After reading that Snake Plant/Mother-In-Law’s Tongue (Sansevieria trifasciata) can be propagated incredibly easily (in a book by my hero Alys Fowler) – I kept an eye on all my friends indoor plants hoping to find one I could steal a leaf off. Apparently Sake Plants have gone out of fashion recently as none of my friends have it! Although disappointed I did manage to find one on sale which felt like a bearable compromise. I would now really like a new plant for my desk (particularly if I’m going to be spending a lot more time blogging!) so I decided to try the “create your own indoor plant” experiment.

As it goes, all you have to do is cut up a leaf into sections and place into potting mix. Make sure the pieces are facing up (ie correct growing direction) and keep moist.It apparently takes 6-8 weeks for new signs of growth, so no change so far. Keeping my fingers crossed & look out for updates!

In the past week however I have noticed a change in the original pot that wasn’t there before….. A new shoot has emerged from the original plant, so looks like I will have at least one new plant after all!

Other easy indoor plants are avocados.

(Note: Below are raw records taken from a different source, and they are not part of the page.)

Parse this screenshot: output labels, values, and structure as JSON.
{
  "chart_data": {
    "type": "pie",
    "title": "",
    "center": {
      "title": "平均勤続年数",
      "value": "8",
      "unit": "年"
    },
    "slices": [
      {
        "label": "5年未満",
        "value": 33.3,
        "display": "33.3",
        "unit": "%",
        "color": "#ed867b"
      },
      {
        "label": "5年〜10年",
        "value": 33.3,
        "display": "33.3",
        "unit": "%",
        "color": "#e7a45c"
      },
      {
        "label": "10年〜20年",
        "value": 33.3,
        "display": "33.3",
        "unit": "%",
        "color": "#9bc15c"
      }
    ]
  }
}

Everybody needs an avocado plant – ask my brother, he has 10 of them!

Creating indoor plants from avocado seeds is incredibly easy!

"Ava" - current avocado plant, with constant new growth looks healthy

"Avie" - last year's avocado plant

All you need is a seed from an avocado which suspended over water (memories of primary school science coming back to me…) will germinate after a few weeks. A new indoor plant is created as easy as that! Seeds from overripe avocados work best and keep them in water until a few leaves have formed. I had one last year that died (& still not sure why) but one I germinated this year is looking significantly more healthy & is a great addition to the kitchen!